Now…let’s chat about this for a moment. Back in the crazy days of 2000 splits were so powerful, there were “split pagers” you could buy and the second a company announced a spit, it would ring in your pocket and say something like “XYZ 2 for 1 split” Then people would rush to call their brokers and buy it because it was common in those days for the stock to gain 20 dollars on the announcement.

Well, we don’t get that kind of reaction any longer, but that’s not to say split plays are dead. Yes you often can get a little chunk on the announcement of a split, but the better play is this… About a week before the stock is actually going to “do” the split, it often starts moving up. Then the best idea is to simply “step off” the day ahead of the split.

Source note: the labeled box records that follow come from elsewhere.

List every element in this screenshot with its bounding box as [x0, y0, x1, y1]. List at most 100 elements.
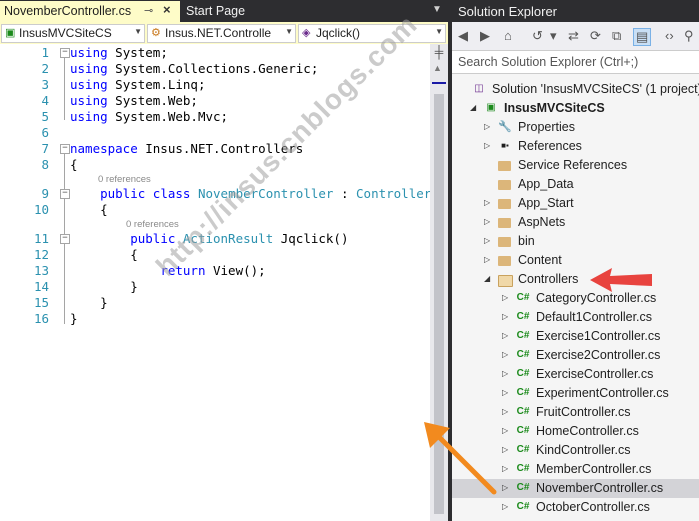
codelens-references[interactable]: 0 references [98, 174, 151, 185]
tree-item[interactable]: ▷ C# ExerciseController.cs [452, 365, 699, 384]
pin-icon[interactable]: ⊸ [144, 4, 153, 17]
class-dropdown-label: Insus.NET.Controlle [165, 26, 272, 40]
csharp-file-icon: C# [516, 292, 530, 303]
expand-arrow-icon[interactable]: ▷ [484, 236, 490, 245]
expand-arrow-icon[interactable]: ▷ [502, 369, 508, 378]
expand-arrow-icon[interactable]: ▷ [502, 388, 508, 397]
expand-arrow-icon[interactable]: ▷ [502, 350, 508, 359]
tree-item[interactable]: ▷ ■▪ References [452, 137, 699, 156]
chevron-down-icon[interactable]: ▾ [550, 28, 557, 44]
line-number: 12 [33, 247, 49, 262]
expand-arrow-icon[interactable]: ▷ [502, 407, 508, 416]
collapse-icon[interactable]: − [60, 189, 70, 199]
chevron-down-icon: ▼ [435, 27, 443, 36]
csharp-file-icon: C# [516, 444, 530, 455]
tree-item-label: Default1Controller.cs [536, 310, 653, 324]
line-number: 10 [33, 202, 49, 217]
tree-item[interactable]: ▷ C# Exercise2Controller.cs [452, 346, 699, 365]
view-code-icon[interactable]: ‹› [665, 28, 674, 43]
tree-item[interactable]: ◫ Solution 'InsusMVCSiteCS' (1 project) [452, 80, 699, 99]
forward-icon[interactable]: ▶ [480, 28, 490, 44]
code-line: } [70, 295, 108, 310]
code-token: using [70, 77, 108, 92]
line-number: 8 [41, 157, 49, 172]
code-editor[interactable]: 1 using System; 2 using System.Collections.… [0, 44, 431, 521]
collapse-icon[interactable]: − [60, 144, 70, 154]
properties-icon[interactable]: ⚲ [684, 28, 694, 44]
tree-item[interactable]: ▷ C# CategoryController.cs [452, 289, 699, 308]
refresh-icon[interactable]: ⟳ [590, 28, 601, 44]
code-line: { [70, 247, 138, 262]
expand-arrow-icon[interactable]: ▷ [502, 502, 508, 511]
folder-icon [498, 180, 511, 190]
chevron-down-icon: ▼ [285, 27, 293, 36]
line-number: 16 [33, 311, 49, 326]
codelens-references[interactable]: 0 references [126, 219, 179, 230]
expand-arrow-icon[interactable]: ▷ [484, 122, 490, 131]
tree-item[interactable]: ◢ Controllers [452, 270, 699, 289]
fold-guide [64, 244, 65, 294]
tree-item[interactable]: ▷ 🔧 Properties [452, 118, 699, 137]
csharp-file-icon: C# [516, 463, 530, 474]
solution-explorer-search-input[interactable]: Search Solution Explorer (Ctrl+;) [452, 51, 699, 74]
csharp-project-icon: ▣ [5, 27, 16, 39]
tree-item-label: HomeController.cs [536, 424, 639, 438]
collapse-icon[interactable]: − [60, 48, 70, 58]
tree-item[interactable]: ▷ C# ExperimentController.cs [452, 384, 699, 403]
show-all-files-icon[interactable]: ▤ [633, 28, 652, 46]
project-icon: ▣ [486, 102, 496, 113]
tree-item-label: NovemberController.cs [536, 481, 664, 495]
line-number: 2 [41, 61, 49, 76]
class-dropdown[interactable]: ⚙ Insus.NET.Controlle ▼ [147, 24, 296, 43]
tree-item[interactable]: ▷ AspNets [452, 213, 699, 232]
tree-item[interactable]: ▷ App_Start [452, 194, 699, 213]
tree-item[interactable]: ▷ Content [452, 251, 699, 270]
expand-arrow-icon[interactable]: ▷ [484, 255, 490, 264]
expand-arrow-icon[interactable]: ▷ [484, 217, 490, 226]
tree-item[interactable]: ▷ bin [452, 232, 699, 251]
code-token: } [70, 311, 78, 326]
collapse-arrow-icon[interactable]: ◢ [484, 274, 490, 283]
collapse-arrow-icon[interactable]: ◢ [470, 103, 476, 112]
tab-novembercontroller[interactable]: NovemberController.cs ⊸ × [0, 1, 180, 22]
expand-arrow-icon[interactable]: ▷ [502, 331, 508, 340]
panel-title: Solution Explorer [458, 4, 557, 19]
expand-arrow-icon[interactable]: ▷ [502, 426, 508, 435]
tree-item-label: ExperimentController.cs [536, 386, 669, 400]
expand-arrow-icon[interactable]: ▷ [484, 198, 490, 207]
tree-item[interactable]: ◢ ▣ InsusMVCSiteCS [452, 99, 699, 118]
code-token: System.Web; [107, 93, 198, 108]
tree-item[interactable]: ▷ C# Exercise1Controller.cs [452, 327, 699, 346]
tab-overflow-dropdown-icon[interactable]: ▼ [432, 4, 442, 15]
tree-item[interactable]: App_Data [452, 175, 699, 194]
tree-item[interactable]: Service References [452, 156, 699, 175]
expand-arrow-icon[interactable]: ▷ [502, 483, 508, 492]
split-window-icon[interactable]: ╪ [432, 46, 446, 58]
sync-icon[interactable]: ⇄ [568, 28, 579, 44]
back-icon[interactable]: ◀ [458, 28, 468, 44]
history-icon[interactable]: ↺ [532, 28, 543, 44]
collapse-icon[interactable]: − [60, 234, 70, 244]
tree-item-label: Controllers [518, 272, 579, 286]
tree-item[interactable]: ▷ C# OctoberController.cs [452, 498, 699, 517]
tree-item[interactable]: ▷ C# Default1Controller.cs [452, 308, 699, 327]
code-token: using [70, 45, 108, 60]
close-icon[interactable]: × [163, 2, 171, 17]
expand-arrow-icon[interactable]: ▷ [502, 312, 508, 321]
code-token: { [70, 202, 108, 217]
project-dropdown[interactable]: ▣ InsusMVCSiteCS ▼ [1, 24, 145, 43]
home-icon[interactable]: ⌂ [504, 28, 512, 43]
expand-arrow-icon[interactable]: ▷ [502, 293, 508, 302]
wrench-icon: 🔧 [498, 121, 512, 133]
collapse-all-icon[interactable]: ⧉ [612, 28, 621, 44]
expand-arrow-icon[interactable]: ▷ [502, 445, 508, 454]
folder-icon [498, 161, 511, 171]
csharp-file-icon: C# [516, 482, 530, 493]
expand-arrow-icon[interactable]: ▷ [502, 464, 508, 473]
scroll-up-icon[interactable]: ▲ [433, 63, 442, 73]
expand-arrow-icon[interactable]: ▷ [484, 141, 490, 150]
tab-start-page[interactable]: Start Page [180, 1, 320, 22]
orange-arrow-annotation [424, 422, 497, 495]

Now of course everything is subject to change. Some stocks just keep going up from the day the split is announced, it all has to do with how far away the actual split is. Some are announced and the execution isn’t for 8 months. Some are announced and executed in 7 weeks. The shorter the time period between the announcement and the execution the greater the chance the stock might just wiggle sideways and up from the day of the announcement.

For you longer term investors, what we’ve found is that buying the stock after it splits, is often a very good longer term hold. For instance let’s say XYZ is 100 dollars and they do a 2 for 1. When the date arrives, XYZ will then open at 50 dollars. Often right after it opens and for a day or so they dip a bit, but say a week later, they usually right themselves and start inching higher. Over the years, and yes I’m talking long long term years, what we see is that “most” good companies will get back to their pre split price between 18 and 24 months from the execution of the split.

When you look at a company like MSFT, or INTC or MMM, or what have you, some of them have split and run up, split and run up, split and run up 15 times! So, it’s still one of the most powerful forces in the market.

Other than earnings season, and splits.. I don’t know that there’s anything really “solid” you can call some form of sure bet. Sorry, after doing this for 20 years, I just don’t see anything rock solid. Doing fast fading of gaps (both long and short) is consistent, but if you have a job, it’s impossible to do…you need to be there in real time.